The hops produced at De Plukker hop farm brewery are various:
- Cascade (USA) since 1970, an aromatic floral hop with flavours pushing towards citrus and grapefruit, intensity of 9/10. It is used for their Keikoppenbier (Blond) and All Inclusive IPA (Blond).
- Challenger (UK) since 1972, has a dual use for both preserving the beer and aroma in which green tea and floral characteristic is provided to the brew. It has a moderate intensity (7/10). Compared to Cascade. De Plukker uses this hop only for its All Inclusive IPA.
- Fuggle (UK) since 1875, aromatic “mint” hop with intensity of 6/10. It is only used for its All Inclusive IPA.
- Goldings (UK) since 1790, also pretty smooth with its floral lavender aroma, spices and honey overtones. Intensity similar to Fuggle. Also used for the All Inclusive IPA as well as the Keikoppenbier and Rookop (brown ale).
- Phoenix (UK) since 1996, sweet bitter hop with both chocolate and pine aromas.

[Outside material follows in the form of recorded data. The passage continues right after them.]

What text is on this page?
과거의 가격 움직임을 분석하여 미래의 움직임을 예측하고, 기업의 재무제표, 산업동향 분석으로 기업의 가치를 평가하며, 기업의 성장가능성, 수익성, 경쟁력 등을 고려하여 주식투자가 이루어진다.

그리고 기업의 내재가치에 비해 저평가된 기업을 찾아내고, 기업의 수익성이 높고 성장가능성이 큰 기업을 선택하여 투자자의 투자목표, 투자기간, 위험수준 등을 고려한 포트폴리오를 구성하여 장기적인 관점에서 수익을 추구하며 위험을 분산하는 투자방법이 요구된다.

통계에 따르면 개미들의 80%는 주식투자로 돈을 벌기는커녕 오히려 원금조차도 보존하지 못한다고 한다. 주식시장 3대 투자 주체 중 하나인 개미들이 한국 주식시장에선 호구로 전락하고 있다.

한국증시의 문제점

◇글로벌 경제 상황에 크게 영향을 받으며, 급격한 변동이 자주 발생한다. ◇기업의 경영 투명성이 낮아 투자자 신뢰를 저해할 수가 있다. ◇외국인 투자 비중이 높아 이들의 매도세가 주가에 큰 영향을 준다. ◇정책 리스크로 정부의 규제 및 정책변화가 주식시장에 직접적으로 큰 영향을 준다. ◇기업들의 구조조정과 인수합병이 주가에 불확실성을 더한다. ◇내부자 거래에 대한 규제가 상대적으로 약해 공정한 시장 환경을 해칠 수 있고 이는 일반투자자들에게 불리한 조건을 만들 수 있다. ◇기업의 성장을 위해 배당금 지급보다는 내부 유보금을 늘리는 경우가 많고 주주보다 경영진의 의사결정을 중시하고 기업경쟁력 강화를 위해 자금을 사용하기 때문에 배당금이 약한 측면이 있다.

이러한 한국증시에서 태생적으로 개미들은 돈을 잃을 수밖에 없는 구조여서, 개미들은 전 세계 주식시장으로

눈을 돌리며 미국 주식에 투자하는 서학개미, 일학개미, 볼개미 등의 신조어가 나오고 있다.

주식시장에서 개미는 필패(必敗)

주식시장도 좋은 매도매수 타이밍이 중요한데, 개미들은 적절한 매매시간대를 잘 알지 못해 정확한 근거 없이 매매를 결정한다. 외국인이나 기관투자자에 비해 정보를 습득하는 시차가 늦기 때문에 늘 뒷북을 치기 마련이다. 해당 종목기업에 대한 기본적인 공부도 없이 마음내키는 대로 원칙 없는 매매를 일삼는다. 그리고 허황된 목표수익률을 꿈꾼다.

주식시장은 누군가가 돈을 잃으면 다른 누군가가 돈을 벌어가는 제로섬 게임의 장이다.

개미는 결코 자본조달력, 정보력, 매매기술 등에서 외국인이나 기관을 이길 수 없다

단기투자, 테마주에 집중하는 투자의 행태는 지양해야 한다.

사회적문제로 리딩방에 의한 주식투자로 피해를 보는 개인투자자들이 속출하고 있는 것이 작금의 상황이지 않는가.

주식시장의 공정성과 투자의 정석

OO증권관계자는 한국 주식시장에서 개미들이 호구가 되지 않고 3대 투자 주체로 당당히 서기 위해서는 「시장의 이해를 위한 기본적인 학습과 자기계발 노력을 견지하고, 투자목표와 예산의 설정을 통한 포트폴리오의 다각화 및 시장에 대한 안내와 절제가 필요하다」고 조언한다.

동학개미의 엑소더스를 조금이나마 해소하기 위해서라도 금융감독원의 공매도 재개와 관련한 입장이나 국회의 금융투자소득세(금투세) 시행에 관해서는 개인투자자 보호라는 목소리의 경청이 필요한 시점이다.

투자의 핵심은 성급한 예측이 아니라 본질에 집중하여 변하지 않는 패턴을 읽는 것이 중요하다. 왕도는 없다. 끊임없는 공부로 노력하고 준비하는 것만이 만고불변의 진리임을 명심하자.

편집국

A sweet intensity of 5/10. Used for the Single Green Hop and the All Inclusive IPA.
- Pilgrim (UK) since 2001, grapefruit and spicy it has a dual purpose for an intensity which does not go above 6/10. Used for the production of the All Inclusive and the Tripel Plukker.
- WGV (UK) since 1911, mild classical bitterness commonly found in ales and just used for the All Inclusive IPA. Intensity 7/10.
Instructed by Kris back at the brewery I pick up 6 plastic baskets and fill it up with fresh “Goldings” and “Phoenix” just before these enter the drier and head back to the brewery. My fresh hop brew day is about to start.
Today we are producing a fresh hop brew an All Inclusive IPA and it’s going to be a long day since not even the malts have been milled.
During the boiling process, the fresh hops are finally added to the wort both 20 minutes into the process and 20 minutes before the process ends.
The result is a very balanced Belgian style IPA, refreshing for the soon to come autumn.